An additional endpoint provides data on christenings as recorded in the plague bills (`christenings/ endpoint), as well as a few endpoints that only exist as ways for us to feed into our project (and, thus, aren’t likely much use for others wanting to do analysis).

This computational infrastructure feeds into the web components that we are building for the project. The first of these is an interactive and filterable table of the data that displays the returns from the bills/ endpoint — that is, the entirety of the dataset, count values, parishes, and chronology. We keep all of this very fast through limit and offset queries so that, in the browser, data is loaded and filtered instantly as the interface is changed.

A screenshot of the graphical user interface for filtering and viewing the bills data. The filter includes ways to select specific parishes, year ranges, and count types (the number buried or the number with plague).
A screenshot of the graphical user interface for filtering and viewing the bills data. The filter includes ways to select specific parishes, year ranges, and count types (the number buried or the number with plague).

We also use the endpoints to power the visualizations, which themselves will be reactive to filters applied by users. These are still in an early phase of design, but just like our tables we can fetch the data we want to visualize in charts, networks, and maps.

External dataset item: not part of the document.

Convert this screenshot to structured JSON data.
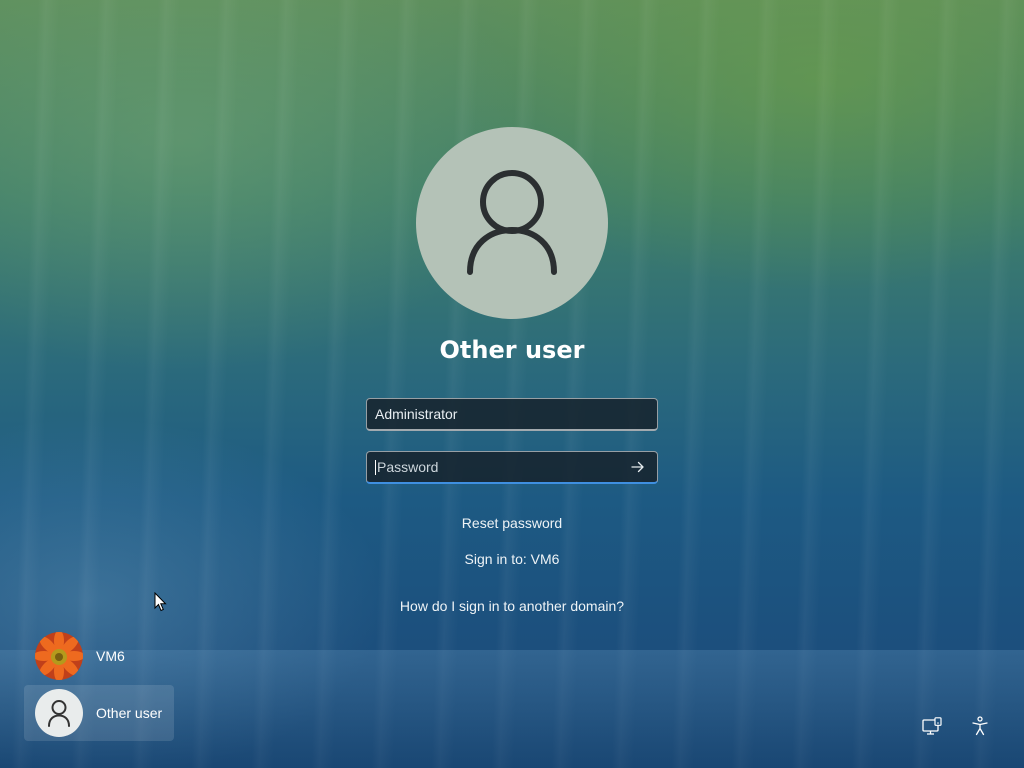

A sample data visualization, a small multiple bar chart showing the amount of causes of death for 1668, 1669, 1670, and 1679. 
A sample data visualization, a small multiple bar chart showing the amount of causes of death for 1668, 1669, 1670, and 1679.

The additional value here is, while the API is fairly purpose-built for the web application, it can be used in other programming environments like R or Python, or interactive notebooks like Observable and Jupyter. This means researchers can explore specific points of data among individual parishes or specific causes of death reported in the plague bills all through a simple API query. The queries are consistent across each of the endpoints, typically accepting start-year, end-year, bill-type and count-type parameters. A more detailed look at the API’s specific parameters can be read in the documentation. This means, for example, you can use the API in an Observable notebook like this one that lets you explore and visualize the data outside our web application and recombine or visualize that data in new ways. As our dataset continues to grow, having access to that information from a fast and queryable database allows us a great degree of flexibility, data assurances, and opens up new ways for us to recombine data in creative ways.